Verteilung nach Königsteiner Schlüssel
Die Mittel aus dem Sondervermögen des Bundes werden nach dem sogenannten Königsteiner Schlüssel verteilt, der unter anderem Einwohnerzahl, Fläche und Steueraufkommen der einzelnen Länder berücksichtigt. Zur Finanzierung des NRW-Plans greift das Land zurück auf den Anteil von NRW am Infrastruktursondervermögen (21,1 Milliarden Euro), die Kompensationsmittel des Bundes für das Investitionssofortprogramm (1,68 Milliarden Euro) und auf Haushaltsmittel des Landes in Höhe von 8,4 Milliarden Euro. Man packe auf die Bundesmittel „noch Geld des Landes obendrauf, um Effekte zu verstärken, um einfach mehr zu schaffen“, hieß es.

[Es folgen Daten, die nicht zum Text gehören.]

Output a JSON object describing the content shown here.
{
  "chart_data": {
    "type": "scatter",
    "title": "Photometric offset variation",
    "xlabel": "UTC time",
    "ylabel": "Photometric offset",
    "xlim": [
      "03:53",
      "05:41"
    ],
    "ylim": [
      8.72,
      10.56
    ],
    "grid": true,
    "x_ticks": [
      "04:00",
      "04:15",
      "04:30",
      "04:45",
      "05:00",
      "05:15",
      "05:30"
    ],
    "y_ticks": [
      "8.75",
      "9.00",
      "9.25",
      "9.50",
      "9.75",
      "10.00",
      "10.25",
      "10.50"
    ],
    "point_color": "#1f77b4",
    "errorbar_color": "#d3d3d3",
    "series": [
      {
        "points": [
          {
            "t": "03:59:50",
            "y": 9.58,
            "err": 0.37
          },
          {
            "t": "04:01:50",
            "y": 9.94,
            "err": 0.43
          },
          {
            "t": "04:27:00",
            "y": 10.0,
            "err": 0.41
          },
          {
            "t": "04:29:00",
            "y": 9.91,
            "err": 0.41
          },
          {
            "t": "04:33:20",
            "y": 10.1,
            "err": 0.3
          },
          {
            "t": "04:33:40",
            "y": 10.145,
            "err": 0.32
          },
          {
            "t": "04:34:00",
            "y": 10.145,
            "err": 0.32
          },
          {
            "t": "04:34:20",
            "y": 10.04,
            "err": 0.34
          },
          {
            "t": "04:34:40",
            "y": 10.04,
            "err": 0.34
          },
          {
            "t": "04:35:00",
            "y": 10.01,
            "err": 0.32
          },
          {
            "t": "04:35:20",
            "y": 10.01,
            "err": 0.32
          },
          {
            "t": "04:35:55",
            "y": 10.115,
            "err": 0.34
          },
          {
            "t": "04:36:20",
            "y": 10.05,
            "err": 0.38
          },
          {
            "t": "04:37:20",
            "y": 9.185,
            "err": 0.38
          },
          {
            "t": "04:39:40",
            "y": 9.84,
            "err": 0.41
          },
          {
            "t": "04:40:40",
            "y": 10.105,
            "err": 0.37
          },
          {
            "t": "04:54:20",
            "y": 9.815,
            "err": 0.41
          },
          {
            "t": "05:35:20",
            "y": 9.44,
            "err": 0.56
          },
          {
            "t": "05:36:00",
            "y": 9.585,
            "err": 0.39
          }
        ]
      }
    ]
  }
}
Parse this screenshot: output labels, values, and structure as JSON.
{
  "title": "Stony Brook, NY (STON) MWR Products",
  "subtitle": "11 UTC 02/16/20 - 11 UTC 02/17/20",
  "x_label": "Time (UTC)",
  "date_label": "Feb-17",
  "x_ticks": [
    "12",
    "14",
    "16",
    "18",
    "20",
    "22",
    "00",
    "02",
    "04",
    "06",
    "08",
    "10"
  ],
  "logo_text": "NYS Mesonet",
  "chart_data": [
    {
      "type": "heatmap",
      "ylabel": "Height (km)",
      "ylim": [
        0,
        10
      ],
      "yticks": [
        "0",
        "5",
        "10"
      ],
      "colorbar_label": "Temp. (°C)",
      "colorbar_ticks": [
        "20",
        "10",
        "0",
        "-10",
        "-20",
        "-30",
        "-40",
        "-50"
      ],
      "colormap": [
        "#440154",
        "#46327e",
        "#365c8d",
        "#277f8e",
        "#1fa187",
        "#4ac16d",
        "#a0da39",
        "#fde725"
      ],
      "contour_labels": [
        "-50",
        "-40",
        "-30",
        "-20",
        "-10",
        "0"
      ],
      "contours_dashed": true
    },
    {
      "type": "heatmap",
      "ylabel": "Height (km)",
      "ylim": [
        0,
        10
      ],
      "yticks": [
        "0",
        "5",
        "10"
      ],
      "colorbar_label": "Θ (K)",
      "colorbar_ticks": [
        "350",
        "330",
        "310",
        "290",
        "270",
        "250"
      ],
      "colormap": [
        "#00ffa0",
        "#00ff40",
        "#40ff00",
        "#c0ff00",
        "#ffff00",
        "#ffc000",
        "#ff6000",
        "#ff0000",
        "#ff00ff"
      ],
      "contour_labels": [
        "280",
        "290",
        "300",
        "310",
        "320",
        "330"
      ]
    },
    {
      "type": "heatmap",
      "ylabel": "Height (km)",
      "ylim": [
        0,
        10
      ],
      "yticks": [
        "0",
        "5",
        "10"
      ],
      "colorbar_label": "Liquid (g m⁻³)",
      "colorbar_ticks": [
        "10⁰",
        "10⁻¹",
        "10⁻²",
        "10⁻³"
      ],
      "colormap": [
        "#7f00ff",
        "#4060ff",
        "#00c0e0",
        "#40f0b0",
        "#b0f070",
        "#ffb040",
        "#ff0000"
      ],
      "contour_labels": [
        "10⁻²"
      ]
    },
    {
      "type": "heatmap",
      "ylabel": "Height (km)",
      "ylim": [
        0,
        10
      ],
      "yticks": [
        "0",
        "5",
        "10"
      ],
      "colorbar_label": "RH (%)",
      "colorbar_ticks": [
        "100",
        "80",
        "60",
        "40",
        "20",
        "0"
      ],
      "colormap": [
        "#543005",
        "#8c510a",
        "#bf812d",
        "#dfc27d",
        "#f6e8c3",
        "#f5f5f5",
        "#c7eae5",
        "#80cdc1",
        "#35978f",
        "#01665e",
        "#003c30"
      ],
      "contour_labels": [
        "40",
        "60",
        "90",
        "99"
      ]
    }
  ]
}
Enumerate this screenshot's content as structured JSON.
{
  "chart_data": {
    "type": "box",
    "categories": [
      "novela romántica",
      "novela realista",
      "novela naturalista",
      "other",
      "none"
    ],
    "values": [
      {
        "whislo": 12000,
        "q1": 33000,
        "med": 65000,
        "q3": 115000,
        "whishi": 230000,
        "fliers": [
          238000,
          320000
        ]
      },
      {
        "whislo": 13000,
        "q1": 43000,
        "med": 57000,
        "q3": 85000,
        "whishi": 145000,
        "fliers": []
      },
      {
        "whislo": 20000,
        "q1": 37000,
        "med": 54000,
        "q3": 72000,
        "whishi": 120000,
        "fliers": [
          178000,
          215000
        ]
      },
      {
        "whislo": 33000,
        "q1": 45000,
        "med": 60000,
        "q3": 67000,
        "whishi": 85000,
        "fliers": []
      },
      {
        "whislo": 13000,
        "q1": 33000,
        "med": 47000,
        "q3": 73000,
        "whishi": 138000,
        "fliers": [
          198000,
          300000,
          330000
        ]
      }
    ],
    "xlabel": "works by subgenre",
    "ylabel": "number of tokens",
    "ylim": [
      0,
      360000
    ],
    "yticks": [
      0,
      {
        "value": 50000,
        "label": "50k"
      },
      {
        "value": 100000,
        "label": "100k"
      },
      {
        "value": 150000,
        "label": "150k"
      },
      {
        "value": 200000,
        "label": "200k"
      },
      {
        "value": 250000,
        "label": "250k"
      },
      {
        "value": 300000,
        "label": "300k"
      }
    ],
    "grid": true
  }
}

Der Hauptgeschäftsführer des Städte- und Gemeindebundes NRW, Christof Sommer, erklärte, die vom Land in Aussicht gestellten Mittel würden zwar einen Beitrag dazu leisten, bei den Städten und Gemeinden die dringendsten Investitionen in die Infrastruktur anzugehen: „Jedoch werden bestehenden Haushaltslöcher dadurch nicht gestopft und die sich gerade auch bei den laufenden Kosten zeigende strukturelle Unterfinanzierung der Kommunen selbst bleibt ungelöst.“
Thorsten Schick, Vorsitzender der CDU-Fraktion im Landtag, zeigte sich zuversichtlich, dass das Investitionsprogramm die erhofften Effekte hervorrufen wird. „Wir werden vor Ort einen sichtbaren, echten Wandel erzeugen“, sagte Schick. Das Geld werde genau dort wirken, wo es im Alltag spürbar sei. Es handele sich nicht nur um eine Investition in Beton, sondern um „eine Investition in die Zukunft“.